Date: May 06 2012
WHEN they run for the roses at Churchill Downs you know that spring has sprung in the northern hemisphere - and with it the serious start to the flat racing season.
As the globe shrinks and horses travel the planet to contest major prizes, the collateral form lines start to build. Emerging stars in the US, England, Ireland and France develop the currency that make them contenders as both racehorses and potential stallions in Hong Kong, Japan, Australia and New Zealand as well as in their own backyard.
The 2000 Guineas - the race that launched Frankel as a superstar last year - was run overnight at Newmarket in England, with the fillies equivalent, the 1000 Guineas, being run late tonight.
The two 1600-metre contests for three-year-olds are two of England's five classics, the ultimate tests for three-year-olds.
Aidan O'Brien, who sent out the unbeaten Camelot as favourite for the colt's event, will be looking to short-priced contender Maybe, who won all of her five starts as a two-year-old, making a successful seasonal debut in the 1000 Guineas just after midnight this evening.
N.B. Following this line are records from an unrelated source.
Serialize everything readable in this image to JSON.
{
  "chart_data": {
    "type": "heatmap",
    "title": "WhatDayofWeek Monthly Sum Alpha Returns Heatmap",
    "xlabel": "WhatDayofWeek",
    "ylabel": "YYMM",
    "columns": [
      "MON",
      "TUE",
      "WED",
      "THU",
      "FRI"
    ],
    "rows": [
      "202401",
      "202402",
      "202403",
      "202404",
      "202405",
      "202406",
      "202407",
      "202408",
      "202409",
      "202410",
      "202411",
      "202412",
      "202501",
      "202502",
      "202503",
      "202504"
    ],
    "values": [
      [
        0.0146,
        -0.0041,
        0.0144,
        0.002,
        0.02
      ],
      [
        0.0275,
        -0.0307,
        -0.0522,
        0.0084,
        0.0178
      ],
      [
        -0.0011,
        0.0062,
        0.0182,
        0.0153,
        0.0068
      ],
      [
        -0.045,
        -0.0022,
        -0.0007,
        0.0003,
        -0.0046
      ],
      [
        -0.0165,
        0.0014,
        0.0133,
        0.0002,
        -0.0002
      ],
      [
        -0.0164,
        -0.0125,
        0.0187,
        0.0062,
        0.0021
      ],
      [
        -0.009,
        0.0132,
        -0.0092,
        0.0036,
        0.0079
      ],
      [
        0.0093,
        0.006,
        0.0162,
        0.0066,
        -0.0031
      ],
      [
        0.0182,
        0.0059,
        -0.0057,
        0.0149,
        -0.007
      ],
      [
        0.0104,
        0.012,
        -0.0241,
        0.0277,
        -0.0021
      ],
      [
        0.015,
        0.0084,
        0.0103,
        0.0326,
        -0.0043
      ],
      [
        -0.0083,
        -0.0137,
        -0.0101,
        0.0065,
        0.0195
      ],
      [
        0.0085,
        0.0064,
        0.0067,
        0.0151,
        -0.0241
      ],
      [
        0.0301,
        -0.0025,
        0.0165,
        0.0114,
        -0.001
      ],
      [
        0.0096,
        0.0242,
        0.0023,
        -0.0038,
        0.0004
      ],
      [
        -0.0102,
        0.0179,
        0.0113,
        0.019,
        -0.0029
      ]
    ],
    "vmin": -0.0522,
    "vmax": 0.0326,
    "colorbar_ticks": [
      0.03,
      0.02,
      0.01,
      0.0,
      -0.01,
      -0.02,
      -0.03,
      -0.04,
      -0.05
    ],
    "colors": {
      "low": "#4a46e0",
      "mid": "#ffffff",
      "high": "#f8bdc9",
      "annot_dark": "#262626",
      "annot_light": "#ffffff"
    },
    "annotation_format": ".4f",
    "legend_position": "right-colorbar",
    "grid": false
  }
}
Earlier in the day Australian fans of international racing can get an early morning fix when the Kentucky Derby, the first leg of the US Triple Crown, is staged at Churchill Downs.
The Bob Baffert-trained Bodemeister is favourite to provide his trainer with the ideal pick-up and defy history to become the first winner in 130 years not to have run as a two-year-old. Baffert, who has won the ''run for the roses'' three times already, is himself recovering from a heart attack he sustained in Dubai while saddling runners at the World Cup meeting in late March.
Bodemeister's lack of experience as a juvenile shouldn't count for too much as he has had four starts already this year and won the Arkansas Derby by almost 10 lengths, recording smart times almost every occasion he set foot on a racetrack.
Another race that should capture local interest is the Champions Mile at Hong Kong's Sha Tin track today where Peter Moody's mare King's Rose will fly the Australian flag in a competitive field headed by English galloper Cityscape, who proved himself as an international group 1 horse with an easy 4¼-length win in the Dubai Duty Free at Meydan on World Cup night.
King's Rose ran a good trial last start when placed in Sydney behind More Joyous but today she is up against seasoned Hong Kong gallopers such as the veteran Able One and Ambitious Dragon.